鶴山裕司さんの演劇批評、『演劇金魚』『唐組・第63回公演『ジャガーの眼』』をアップしました。唐組による唐十郎戯曲の代表作の一つ『ジャガーの眼』のレビューです。唐組は状況劇場解散後に唐十郎さんが立ち上げた劇団です。唐十郎戯曲を精力的に上演する劇団には唐組のほかに新宿梁山泊、唐ゼミがあります。
寺山修司、唐十郎の演劇はアングラと呼ばれます。アメリカン・アンダーグラウンド・カルチャーから来た名称のようですが、ぜんぜんアメリカっぽくないですね。

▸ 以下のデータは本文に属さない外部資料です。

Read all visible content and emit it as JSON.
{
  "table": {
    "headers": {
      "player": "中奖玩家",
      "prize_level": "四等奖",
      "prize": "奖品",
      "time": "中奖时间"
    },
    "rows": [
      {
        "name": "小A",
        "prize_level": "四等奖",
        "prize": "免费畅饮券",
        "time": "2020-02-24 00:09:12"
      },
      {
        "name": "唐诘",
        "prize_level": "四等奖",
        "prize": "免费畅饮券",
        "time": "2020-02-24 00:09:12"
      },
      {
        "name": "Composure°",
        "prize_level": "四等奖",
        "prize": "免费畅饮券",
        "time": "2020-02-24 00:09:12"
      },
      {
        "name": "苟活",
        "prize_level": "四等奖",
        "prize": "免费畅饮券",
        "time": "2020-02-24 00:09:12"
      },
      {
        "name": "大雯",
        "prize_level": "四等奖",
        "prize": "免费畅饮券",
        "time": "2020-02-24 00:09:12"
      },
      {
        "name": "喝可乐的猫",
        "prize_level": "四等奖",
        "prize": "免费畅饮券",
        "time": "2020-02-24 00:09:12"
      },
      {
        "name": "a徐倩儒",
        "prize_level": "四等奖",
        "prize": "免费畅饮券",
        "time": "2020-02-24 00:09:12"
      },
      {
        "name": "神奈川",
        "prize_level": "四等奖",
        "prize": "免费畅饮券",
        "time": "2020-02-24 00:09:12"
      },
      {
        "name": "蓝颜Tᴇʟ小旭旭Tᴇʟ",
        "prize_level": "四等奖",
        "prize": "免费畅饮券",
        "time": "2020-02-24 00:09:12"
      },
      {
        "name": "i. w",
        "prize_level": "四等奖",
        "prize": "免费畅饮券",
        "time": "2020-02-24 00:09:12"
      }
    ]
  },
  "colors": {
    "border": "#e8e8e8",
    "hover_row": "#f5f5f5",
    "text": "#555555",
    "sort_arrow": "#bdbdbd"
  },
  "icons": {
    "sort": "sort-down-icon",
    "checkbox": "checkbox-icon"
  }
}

昭和の夜店のアセチレン灯と、怪しげな見世物小屋を想起させます。混沌とした人間の無意識を表現したような舞台という意味で、微かにアンダーグラウンドにつながっていると思います。むしろ『アングラ』はもはや和製外来語になっていて、海外でもANGURAといえば寺山、唐を思い浮かべる人が多い。
鶴山さんが書いておられますが、アングラは新劇への批判から始まった。乱暴に言えば新劇は起承転結のある戯曲で、テレビドラマ、映画の舞台版といったところです。順番から言えばもちろん逆で新劇がテレビや映画にのしていった。それをひっくり返したのがアングラ演劇です。しかし寺山、唐の戯曲は単なるアンチでは終わらなかった。ただ寺山、唐のアングラ演劇の何が、どこが斬新であり、21世紀になった現在でも演劇の大いなる遺産であるのかを明らかにするのはそんなに簡単ではありません。
鶴山さんは『唐組の舞台には、唐演劇で最も重要な言葉の肉体化がある。喋りまくる肉体が熱を帯びている。もちろん一語一語クッキリ発音せず、登場人物たちがたたみかけるように、重なるように早口で台詞をしゃべれば観客は言葉を聞き取りにくい。だがそれでよい。そもそも人間は他者の言葉を全部聞いていない。混沌の中に浮かぶ特定の言葉だけが人の耳目を惹き付ける』と批評しておられます。
『言葉の肉体化』は恐らくアングラ演劇の大きなキーでしょうね。もち鶴山さんは、それを彼自身のフィールドである詩や小説で盗むと思いますよ(笑)。